Once you have a basic recommendation system working with some evaluation of how well it performs, there are lots of places to push further on this project, such as the visualization and ways of incorporating additional natural language analyses to make better recommendations.

Deliverables

At a minimum, you will create a command line tool to that takes in books or authors and returns an ordered list of suggested next books. Additionally, you will write a short evaluation describing the system's performance on the existing dataset. As time permits, you may add in ways to visualize the data about the books, but this task is very much secondary to developing an algorithm that is effective and performs well on the recommendation task.

Recommended experience

In this project, you'll be doing intense (and interesting!) algorithmic analysis to determine what algorithms work and what's likely to be successful based on characteristics particular to recommendation on book datasets. You don't need to have previous experience with this kind of work, but you do need to be willing (and hopefully excited!) to be engaged in these analyses. Previous experience working with large datasets may be helpful but not necessary. Some courses that may be useful but are not required are Algorithms, Advanced Algorithms, Artificial Intelligence, Data Mining, Computational Models of Cognition, Natural Language Processing, or Linear Algebra.

References/inspiration

Below are a few papers about existing work in recommender systems and book recommendations in particular. Note that these references are intended to provide a minimal start for your literature search - they are certainly not the only nor necessarily the best sources for ideas. You will be finding and reading many additional papers!

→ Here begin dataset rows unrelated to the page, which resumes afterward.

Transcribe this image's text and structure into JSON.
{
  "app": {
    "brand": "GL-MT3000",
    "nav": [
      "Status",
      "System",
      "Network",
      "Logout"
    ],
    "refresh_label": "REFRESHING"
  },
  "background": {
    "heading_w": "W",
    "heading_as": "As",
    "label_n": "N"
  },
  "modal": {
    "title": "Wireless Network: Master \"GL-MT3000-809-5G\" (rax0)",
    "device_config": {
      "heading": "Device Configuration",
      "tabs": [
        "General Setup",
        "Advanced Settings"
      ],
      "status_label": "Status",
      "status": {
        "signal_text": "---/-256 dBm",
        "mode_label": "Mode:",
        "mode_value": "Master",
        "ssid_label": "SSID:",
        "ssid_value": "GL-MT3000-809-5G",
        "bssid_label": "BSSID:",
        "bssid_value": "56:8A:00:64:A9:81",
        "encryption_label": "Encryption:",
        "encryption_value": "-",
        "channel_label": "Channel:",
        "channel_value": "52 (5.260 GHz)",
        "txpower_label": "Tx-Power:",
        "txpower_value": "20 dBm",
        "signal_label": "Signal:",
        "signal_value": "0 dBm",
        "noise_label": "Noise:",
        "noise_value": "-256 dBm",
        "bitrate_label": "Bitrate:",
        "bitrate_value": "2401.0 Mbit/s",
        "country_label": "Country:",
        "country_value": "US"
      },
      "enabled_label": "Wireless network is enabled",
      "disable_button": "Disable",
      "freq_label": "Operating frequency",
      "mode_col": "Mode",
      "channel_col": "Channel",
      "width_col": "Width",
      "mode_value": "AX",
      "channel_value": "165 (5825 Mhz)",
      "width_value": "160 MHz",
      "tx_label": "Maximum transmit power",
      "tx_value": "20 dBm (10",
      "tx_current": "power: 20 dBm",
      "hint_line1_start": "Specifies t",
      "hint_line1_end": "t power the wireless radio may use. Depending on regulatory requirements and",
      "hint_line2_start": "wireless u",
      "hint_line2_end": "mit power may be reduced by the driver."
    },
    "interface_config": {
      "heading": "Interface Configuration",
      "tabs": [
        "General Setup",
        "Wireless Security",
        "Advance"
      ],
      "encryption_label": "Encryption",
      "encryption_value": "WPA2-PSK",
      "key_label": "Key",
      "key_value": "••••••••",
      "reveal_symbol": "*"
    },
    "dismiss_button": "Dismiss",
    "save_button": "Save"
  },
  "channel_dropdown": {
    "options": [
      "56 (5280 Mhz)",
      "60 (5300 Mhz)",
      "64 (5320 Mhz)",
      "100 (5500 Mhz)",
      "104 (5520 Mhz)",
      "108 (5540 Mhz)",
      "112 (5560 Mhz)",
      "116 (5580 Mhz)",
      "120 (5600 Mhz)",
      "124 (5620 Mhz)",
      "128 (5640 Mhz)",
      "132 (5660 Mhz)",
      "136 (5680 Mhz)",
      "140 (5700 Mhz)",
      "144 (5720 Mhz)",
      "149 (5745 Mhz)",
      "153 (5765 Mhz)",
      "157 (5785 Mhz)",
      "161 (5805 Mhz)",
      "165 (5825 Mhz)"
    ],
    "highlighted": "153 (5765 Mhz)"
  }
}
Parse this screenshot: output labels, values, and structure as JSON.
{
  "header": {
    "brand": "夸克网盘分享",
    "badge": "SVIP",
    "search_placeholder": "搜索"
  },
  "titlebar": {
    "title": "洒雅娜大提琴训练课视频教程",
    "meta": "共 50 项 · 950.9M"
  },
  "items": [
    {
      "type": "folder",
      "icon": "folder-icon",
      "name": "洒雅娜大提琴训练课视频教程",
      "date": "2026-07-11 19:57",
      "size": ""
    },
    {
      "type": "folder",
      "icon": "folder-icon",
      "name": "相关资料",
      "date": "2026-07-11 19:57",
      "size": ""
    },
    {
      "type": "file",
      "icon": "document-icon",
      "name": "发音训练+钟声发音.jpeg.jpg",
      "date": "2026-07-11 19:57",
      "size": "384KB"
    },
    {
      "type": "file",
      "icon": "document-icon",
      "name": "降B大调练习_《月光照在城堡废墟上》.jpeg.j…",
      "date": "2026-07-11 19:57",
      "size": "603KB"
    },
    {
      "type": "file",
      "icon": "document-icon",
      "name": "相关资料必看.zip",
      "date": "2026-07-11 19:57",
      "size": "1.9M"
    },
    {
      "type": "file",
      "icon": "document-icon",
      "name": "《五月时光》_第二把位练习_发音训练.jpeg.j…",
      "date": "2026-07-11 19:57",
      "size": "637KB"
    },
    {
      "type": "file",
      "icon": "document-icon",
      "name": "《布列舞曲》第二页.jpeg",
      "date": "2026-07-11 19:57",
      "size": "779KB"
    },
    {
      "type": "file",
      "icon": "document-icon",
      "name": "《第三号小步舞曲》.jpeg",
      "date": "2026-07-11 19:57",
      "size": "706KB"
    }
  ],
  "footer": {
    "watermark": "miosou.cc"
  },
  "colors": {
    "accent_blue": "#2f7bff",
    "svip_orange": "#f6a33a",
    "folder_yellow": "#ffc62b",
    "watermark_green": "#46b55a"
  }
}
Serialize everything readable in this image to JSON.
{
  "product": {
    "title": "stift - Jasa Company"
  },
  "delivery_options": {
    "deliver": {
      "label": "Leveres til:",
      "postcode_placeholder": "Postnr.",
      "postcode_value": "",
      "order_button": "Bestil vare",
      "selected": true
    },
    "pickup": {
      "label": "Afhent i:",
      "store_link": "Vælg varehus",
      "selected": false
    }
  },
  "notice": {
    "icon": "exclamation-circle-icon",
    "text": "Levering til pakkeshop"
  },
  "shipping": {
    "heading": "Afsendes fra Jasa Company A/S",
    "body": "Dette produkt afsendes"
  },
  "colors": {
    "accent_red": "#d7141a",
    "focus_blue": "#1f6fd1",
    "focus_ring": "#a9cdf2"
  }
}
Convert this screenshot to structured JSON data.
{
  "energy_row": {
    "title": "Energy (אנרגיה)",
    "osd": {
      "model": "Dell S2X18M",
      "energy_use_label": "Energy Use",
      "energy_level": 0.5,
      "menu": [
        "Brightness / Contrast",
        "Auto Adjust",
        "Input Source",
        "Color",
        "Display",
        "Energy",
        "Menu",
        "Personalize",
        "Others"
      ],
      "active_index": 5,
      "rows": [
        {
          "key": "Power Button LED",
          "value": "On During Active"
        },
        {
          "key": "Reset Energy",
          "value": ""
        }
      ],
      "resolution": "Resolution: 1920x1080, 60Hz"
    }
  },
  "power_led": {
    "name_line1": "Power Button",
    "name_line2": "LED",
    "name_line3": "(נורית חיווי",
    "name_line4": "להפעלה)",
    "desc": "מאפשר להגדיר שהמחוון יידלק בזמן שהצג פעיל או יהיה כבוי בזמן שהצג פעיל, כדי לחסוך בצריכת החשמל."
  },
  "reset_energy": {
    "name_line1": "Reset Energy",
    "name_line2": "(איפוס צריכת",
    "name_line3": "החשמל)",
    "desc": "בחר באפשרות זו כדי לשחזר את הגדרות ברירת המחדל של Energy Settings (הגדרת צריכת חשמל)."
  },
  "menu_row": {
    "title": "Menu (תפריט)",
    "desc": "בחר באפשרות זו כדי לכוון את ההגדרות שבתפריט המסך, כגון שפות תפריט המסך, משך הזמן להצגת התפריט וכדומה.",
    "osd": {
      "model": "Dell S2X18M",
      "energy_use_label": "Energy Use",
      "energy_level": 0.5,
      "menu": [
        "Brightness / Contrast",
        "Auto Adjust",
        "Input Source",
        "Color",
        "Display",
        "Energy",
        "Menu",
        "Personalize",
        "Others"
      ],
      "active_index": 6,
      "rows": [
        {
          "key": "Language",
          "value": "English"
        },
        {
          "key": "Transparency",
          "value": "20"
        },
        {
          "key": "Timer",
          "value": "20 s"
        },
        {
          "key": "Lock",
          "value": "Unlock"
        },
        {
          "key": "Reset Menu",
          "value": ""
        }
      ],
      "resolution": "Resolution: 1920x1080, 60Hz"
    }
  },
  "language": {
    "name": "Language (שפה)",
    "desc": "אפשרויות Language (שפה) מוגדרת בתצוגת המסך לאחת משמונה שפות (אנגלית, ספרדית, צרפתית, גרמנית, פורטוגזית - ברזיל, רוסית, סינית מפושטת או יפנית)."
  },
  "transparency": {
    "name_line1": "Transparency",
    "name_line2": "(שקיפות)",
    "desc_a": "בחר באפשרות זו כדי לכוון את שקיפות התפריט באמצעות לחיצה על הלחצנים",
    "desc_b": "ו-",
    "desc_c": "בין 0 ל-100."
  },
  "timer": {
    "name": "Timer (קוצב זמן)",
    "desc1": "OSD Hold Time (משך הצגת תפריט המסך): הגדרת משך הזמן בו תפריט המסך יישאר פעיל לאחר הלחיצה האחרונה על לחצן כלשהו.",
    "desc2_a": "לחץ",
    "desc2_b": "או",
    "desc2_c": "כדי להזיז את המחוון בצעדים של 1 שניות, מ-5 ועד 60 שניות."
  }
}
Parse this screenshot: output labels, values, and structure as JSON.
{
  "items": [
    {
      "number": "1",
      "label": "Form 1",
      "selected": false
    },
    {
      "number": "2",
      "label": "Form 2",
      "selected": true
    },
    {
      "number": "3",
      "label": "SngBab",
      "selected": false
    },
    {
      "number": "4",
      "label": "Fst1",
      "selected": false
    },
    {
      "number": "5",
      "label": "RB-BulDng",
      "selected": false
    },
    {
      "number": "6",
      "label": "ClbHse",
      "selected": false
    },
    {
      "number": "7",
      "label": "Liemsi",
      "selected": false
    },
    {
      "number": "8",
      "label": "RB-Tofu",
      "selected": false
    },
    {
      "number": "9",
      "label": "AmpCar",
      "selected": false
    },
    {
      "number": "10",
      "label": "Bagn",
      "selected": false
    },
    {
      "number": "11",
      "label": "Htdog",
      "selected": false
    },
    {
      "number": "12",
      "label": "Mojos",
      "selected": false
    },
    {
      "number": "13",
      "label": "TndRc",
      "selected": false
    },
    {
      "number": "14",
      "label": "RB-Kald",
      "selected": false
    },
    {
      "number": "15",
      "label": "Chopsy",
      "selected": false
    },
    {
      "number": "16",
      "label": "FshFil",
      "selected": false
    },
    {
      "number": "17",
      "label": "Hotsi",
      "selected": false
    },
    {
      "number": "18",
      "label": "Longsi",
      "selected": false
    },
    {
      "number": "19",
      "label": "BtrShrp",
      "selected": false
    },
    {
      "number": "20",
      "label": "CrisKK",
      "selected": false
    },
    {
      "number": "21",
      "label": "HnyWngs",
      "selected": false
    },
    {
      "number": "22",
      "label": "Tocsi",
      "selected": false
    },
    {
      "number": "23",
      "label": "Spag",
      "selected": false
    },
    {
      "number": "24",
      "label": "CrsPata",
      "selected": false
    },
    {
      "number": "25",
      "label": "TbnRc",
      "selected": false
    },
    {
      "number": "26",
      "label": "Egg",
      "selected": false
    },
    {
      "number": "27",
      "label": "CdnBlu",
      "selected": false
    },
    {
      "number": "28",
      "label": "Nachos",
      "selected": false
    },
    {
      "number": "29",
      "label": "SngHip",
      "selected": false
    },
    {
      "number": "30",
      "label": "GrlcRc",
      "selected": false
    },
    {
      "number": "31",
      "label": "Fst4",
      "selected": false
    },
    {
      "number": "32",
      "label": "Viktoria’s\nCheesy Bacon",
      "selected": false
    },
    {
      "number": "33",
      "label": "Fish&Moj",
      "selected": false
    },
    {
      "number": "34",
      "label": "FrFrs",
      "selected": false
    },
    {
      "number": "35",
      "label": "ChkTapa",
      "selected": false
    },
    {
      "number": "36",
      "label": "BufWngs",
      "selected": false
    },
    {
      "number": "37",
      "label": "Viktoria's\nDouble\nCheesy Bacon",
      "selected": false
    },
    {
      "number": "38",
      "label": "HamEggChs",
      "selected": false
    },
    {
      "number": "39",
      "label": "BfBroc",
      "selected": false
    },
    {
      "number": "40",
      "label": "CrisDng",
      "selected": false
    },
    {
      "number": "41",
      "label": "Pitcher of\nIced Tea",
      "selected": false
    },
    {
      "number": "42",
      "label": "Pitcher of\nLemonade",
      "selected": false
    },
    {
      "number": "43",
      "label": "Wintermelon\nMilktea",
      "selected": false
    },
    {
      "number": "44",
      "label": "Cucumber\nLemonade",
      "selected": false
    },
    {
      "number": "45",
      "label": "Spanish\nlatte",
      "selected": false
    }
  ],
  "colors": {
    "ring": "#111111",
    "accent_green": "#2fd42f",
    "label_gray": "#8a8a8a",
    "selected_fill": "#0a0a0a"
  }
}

Adomavicius, G., & Tuzhilin, A. (2011). Context-aware recommender systems. In Recommender Systems Handbook (pp. 217-253). Springer US.
Huang, Z., Chung, W., Ong, T. H., & Chen, H. (2002). A graph-based recommender system for digital library. In Proceedings of the 2nd ACM/IEEE-CS Joint Conference on Digital Libraries (pp. 65-73). ACM.
Ziegler, C. N., McNee, S. M., Konstan, J. A., & Lausen, G. (2005). Improving recommendation lists through topic diversification. In Proceedings of the 14th International Conference on World Wide Web (pp. 22-32). ACM.